Stepping up is necessary if control isn't achieved and sustained within a month. Stepping down can be done if control is sustained for at least 3 months. And once the asthma is under control, treatment should be reviewed every 3-6 months.
Preventer medications include:
- Glucocorticosteroids - inhaled, tablets, or syrup
- Sodium cromoglycate - inhaled
- Long-acting beta-2 agonists - inhaled, tablets
- Sustained release theophylline - oral
- Antileukotrienes - e.g. montelukast, pranlukast
Treating asthma attacks (relievers)
Never underestimate the severity of an attack; a severe attack may be life-threatening. Seek medical care if the patient is:
- breathlessness at rest
- hunched forward position
- talking in words rather than sentences
- agitated, drowsy, or confused
- respirations over 30/minute, or pulse over 120/minute
- PEF less than 60% of personal best even after initial treatment
- no improvement within 2 hours after oral glucocorticosteroid
- response to bronchodilator treatment is not sustained for 3 hours
Prompt treatment with reliever medications is needed, starting with an inhaled beta-2 agonist in adequate doses e.g. Albuterol, Fenoterol, Salbutamol. Oral steroid therapy is begun early.
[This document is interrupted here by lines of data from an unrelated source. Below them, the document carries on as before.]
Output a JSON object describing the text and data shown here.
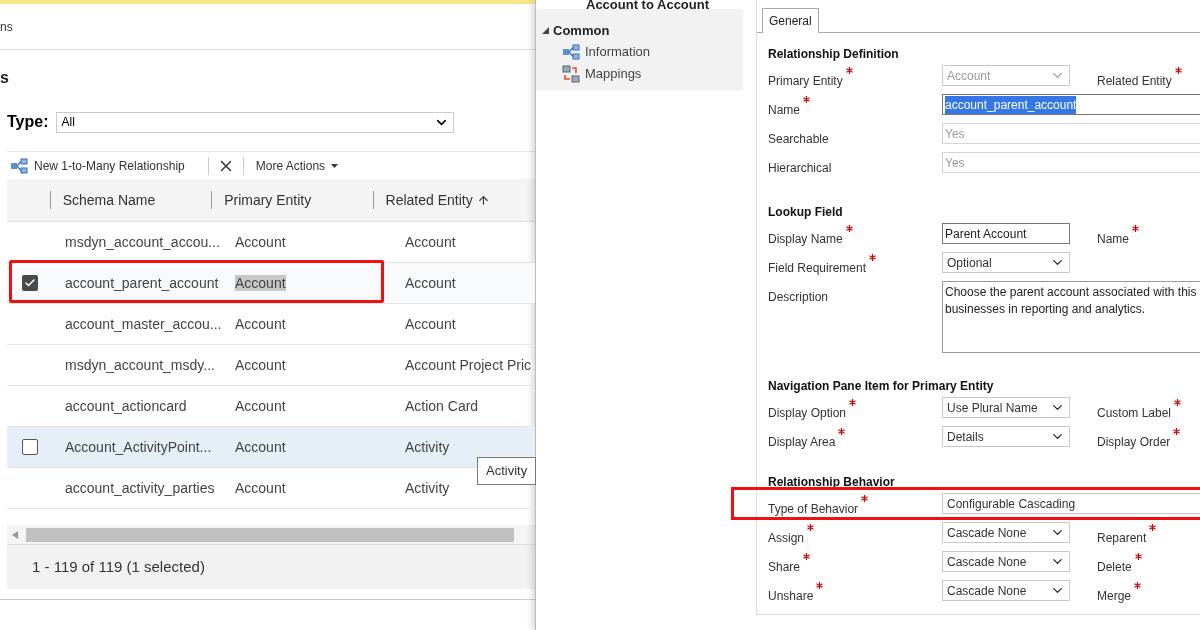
{
  "left": {
    "crumb": "ns",
    "heading": "s",
    "type_filter": {
      "label": "Type:",
      "value": "All"
    },
    "toolbar": [
      {
        "kind": "new",
        "label": "New 1-to-Many Relationship"
      },
      {
        "kind": "delete"
      },
      {
        "kind": "more",
        "label": "More Actions"
      }
    ],
    "columns": [
      {
        "label": "Schema Name",
        "sorted": false
      },
      {
        "label": "Primary Entity",
        "sorted": false
      },
      {
        "label": "Related Entity",
        "sorted": true
      }
    ],
    "rows": [
      {
        "schema": "msdyn_account_accou...",
        "primary": "Account",
        "related": "Account",
        "checked": false,
        "hovered": false,
        "primary_highlighted": false,
        "annotated": false
      },
      {
        "schema": "account_parent_account",
        "primary": "Account",
        "related": "Account",
        "checked": true,
        "hovered": false,
        "primary_highlighted": true,
        "annotated": true
      },
      {
        "schema": "account_master_accou...",
        "primary": "Account",
        "related": "Account",
        "checked": false,
        "hovered": false,
        "primary_highlighted": false,
        "annotated": false
      },
      {
        "schema": "msdyn_account_msdy...",
        "primary": "Account",
        "related": "Account Project Pric",
        "checked": false,
        "hovered": false,
        "primary_highlighted": false,
        "annotated": false
      },
      {
        "schema": "account_actioncard",
        "primary": "Account",
        "related": "Action Card",
        "checked": false,
        "hovered": false,
        "primary_highlighted": false,
        "annotated": false
      },
      {
        "schema": "Account_ActivityPoint...",
        "primary": "Account",
        "related": "Activity",
        "checked": false,
        "hovered": true,
        "primary_highlighted": false,
        "annotated": false
      },
      {
        "schema": "account_activity_parties",
        "primary": "Account",
        "related": "Activity",
        "checked": false,
        "hovered": false,
        "primary_highlighted": false,
        "annotated": false
      }
    ],
    "tooltip": "Activity",
    "footer": "1 - 119 of 119 (1 selected)"
  },
  "right": {
    "title": "Account to Account",
    "nav": {
      "group": "Common",
      "expanded": true,
      "items": [
        {
          "kind": "information",
          "label": "Information"
        },
        {
          "kind": "mappings",
          "label": "Mappings"
        }
      ]
    },
    "tabs": [
      {
        "label": "General",
        "selected": true
      }
    ],
    "sections": [
      {
        "title": "Relationship Definition",
        "fields": [
          {
            "label": "Primary Entity",
            "required": true,
            "control": {
              "kind": "select",
              "value": "Account",
              "disabled": true
            },
            "side": {
              "label": "Related Entity",
              "required": true
            }
          },
          {
            "label": "Name",
            "required": true,
            "control": {
              "kind": "input",
              "value": "account_parent_account",
              "wide": true,
              "text_selected": true
            }
          },
          {
            "label": "Searchable",
            "required": false,
            "control": {
              "kind": "input",
              "value": "Yes",
              "wide": true,
              "disabled": true
            }
          },
          {
            "label": "Hierarchical",
            "required": false,
            "control": {
              "kind": "input",
              "value": "Yes",
              "wide": true,
              "disabled": true
            }
          }
        ]
      },
      {
        "title": "Lookup Field",
        "fields": [
          {
            "label": "Display Name",
            "required": true,
            "control": {
              "kind": "input",
              "value": "Parent Account"
            },
            "side": {
              "label": "Name",
              "required": true
            }
          },
          {
            "label": "Field Requirement",
            "required": true,
            "control": {
              "kind": "select",
              "value": "Optional"
            }
          },
          {
            "label": "Description",
            "required": false,
            "control": {
              "kind": "textarea",
              "lines": [
                "Choose the parent account associated with this",
                "businesses in reporting and analytics."
              ]
            }
          }
        ]
      },
      {
        "title": "Navigation Pane Item for Primary Entity",
        "fields": [
          {
            "label": "Display Option",
            "required": true,
            "control": {
              "kind": "select",
              "value": "Use Plural Name"
            },
            "side": {
              "label": "Custom Label",
              "required": true
            }
          },
          {
            "label": "Display Area",
            "required": true,
            "control": {
              "kind": "select",
              "value": "Details"
            },
            "side": {
              "label": "Display Order",
              "required": true
            }
          }
        ]
      },
      {
        "title": "Relationship Behavior",
        "fields": [
          {
            "label": "Type of Behavior",
            "required": true,
            "annotated": true,
            "control": {
              "kind": "select",
              "value": "Configurable Cascading",
              "wide": true
            }
          },
          {
            "label": "Assign",
            "required": true,
            "control": {
              "kind": "select",
              "value": "Cascade None"
            },
            "side": {
              "label": "Reparent",
              "required": true
            }
          },
          {
            "label": "Share",
            "required": true,
            "control": {
              "kind": "select",
              "value": "Cascade None"
            },
            "side": {
              "label": "Delete",
              "required": true
            }
          },
          {
            "label": "Unshare",
            "required": true,
            "control": {
              "kind": "select",
              "value": "Cascade None"
            },
            "side": {
              "label": "Merge",
              "required": true
            }
          }
        ]
      }
    ]
  }
}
Other reliever drugs may be used as required.
Reliever medications include:
- Short-acting beta-2 agonists - usually inhaled; also tablets, syrup
- Anticholinergics - inhaled: e.g. ipratropium, oxitropium
- Short-acting theophylline - intravenous infusion
- Epinephrine/adrenaline - by injection
The following are not recommended for acute asthma attacks:
- sedatives
- mucolytic agents - they may worsen cough
- physical therapy to the chest
- hydration with large volumes of fluid
- antibiotics - unless there is a bacterial infection
Regular follow-up care
Once asthma is controlled, the patient should make regular follow-up visits to his physician, or the clinic that is helping to manage his/her asthma. The interval - between 1 and 6 months - varies with the individual and the ease with which the condition is controlled.